Dr. Ryan Carnegie (left) and postdoctoral research associate Lúcia Safi collect oysters as part of their long-term study of Dermo disease. Photo: Richardson/VIMS.

Study Reveals Truth about 1980s Oyster-Killing Disease

In 1986, oyster disease decimated Chesapeake stocks, especially in the upper Bay. The kill was sudden, brutal, and devastating. And the culprit, Dermo, appeared to have been living here for years at less lethal levels. For the first time ever, Maryland’s harvest dropped below one million bushels, and—even worse—in a few years, below 100,000 bushels. The kill devastated the industry, especially in places like Deal, Smith, and Tangier islands with few other sources of winter income. Of course, it didn‘t help fish/crab habitat or water quality either.

Scientists blamed the kill on persistent mid-1980s droughts and heat that raised the Chesapeake’s salinity, allowing Dermo to spread further north than usual. A contributing factor may have been movement of infected James River seed oysters to Maryland reefs for planting. While the industry and the Bay suffered, scientists and watermen in both states worked together for solutions to revive the industry with development of disease-tolerant oysters, more efficient aquaculture systems, and reef restoration that included leaving more of the (presumably disease-tolerant) survivors in the water. Then a funny thing happened. Rains returned to the Chesapeake watershed, dropping Bay salinity, but Dermo remained a threat. Maybe the droughts weren’t the cause?

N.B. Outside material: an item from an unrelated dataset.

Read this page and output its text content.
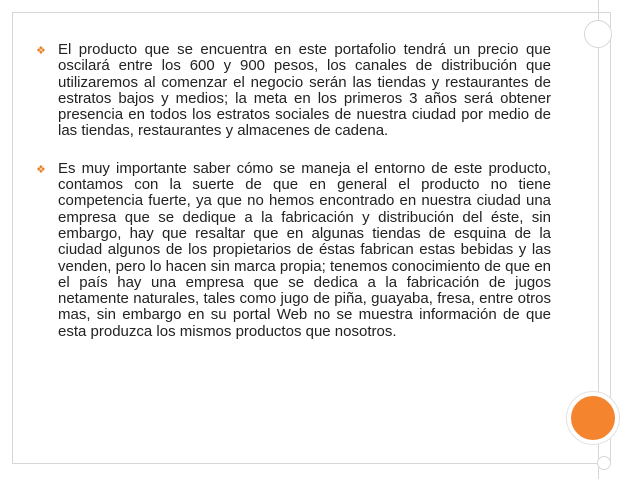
❖ El producto que se encuentra en este portafolio tendrá un precio que oscilará entre los 600 y 900 pesos, los canales de distribución que utilizaremos al comenzar el negocio serán las tiendas y restaurantes de estratos bajos y medios; la meta en los primeros 3 años será obtener presencia en todos los estratos sociales de nuestra ciudad por medio de las tiendas, restaurantes y almacenes de cadena.
❖ Es muy importante saber cómo se maneja el entorno de este producto, contamos con la suerte de que en general el producto no tiene competencia fuerte, ya que no hemos encontrado en nuestra ciudad una empresa que se dedique a la fabricación y distribución del éste, sin embargo, hay que resaltar que en algunas tiendas de esquina de la ciudad algunos de los propietarios de éstas fabrican estas bebidas y las venden, pero lo hacen sin marca propia; tenemos conocimiento de que en el país hay una empresa que se dedica a la fabricación de jugos netamente naturales, tales como jugo de piña, guayaba, fresa, entre otros mas, sin embargo en su portal Web no se muestra información de que esta produzca los mismos productos que nosotros.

Fast-forward 35 years, as Dr. Ryan Carnegie of the Virginia Institute of Marine Science (VIMS) and colleagues from New Jersey, South Carolina, and VIMS began to scrutinize the old conclusion about drought and heat. What they discovered has big implications for future oyster management and research, and affirms the value of basic, year-to-year environmental monitoring, even when there is no immediately obvious payoff.

The team studied tissues of oysters preserved on a year-to-year basis in collections of all three states’ labs. Sure enough, south to north, the Dermo parasites suddenly changed in form in the mid-80s, with smaller cells infecting the lining of the oysters’ digestive tracts instead of deeper connective tissue. The new strain also displayed a new reproductive strategy. In Bay oysters, the new variant increased in frequency from 22 percent to 99 percent between 1985 and 1986. Most oysters could not adapt to this sudden onslaught fast enough. Most, but not all. Just as protozoan parasites like Dermo evolve, so do shellfish like oysters. The process has been achingly slow, but the remnant of disease-tolerant oysters that survived the “massacre” of 1986 have produced new generations of Chesapeake oysters whose trends are slowing rising, partly from momentous human effort and a lot from Mother Nature. Other findings led to the idea that Dermo’s increased virulence was the result of evolutionary pressure from the Chesapeake’s other deadly oyster disease, MSX. You can read more here about the study Dr. Carnegie and his team published recently in the journal Scientific Reports.

“Our work underscores the importance of long-term environmental monitoring,” Dr. Carnegie remarked. “Without that, and the maintenance of associated natural history collections, this new perspective wouldn’t have been possible.” There was a time (the ‘50s and ‘60s) when some molecular biologists referred to monitoring and building natural history collections as stamp collecting. No more. Thanks for this lesson, Dr. Carnegie and team.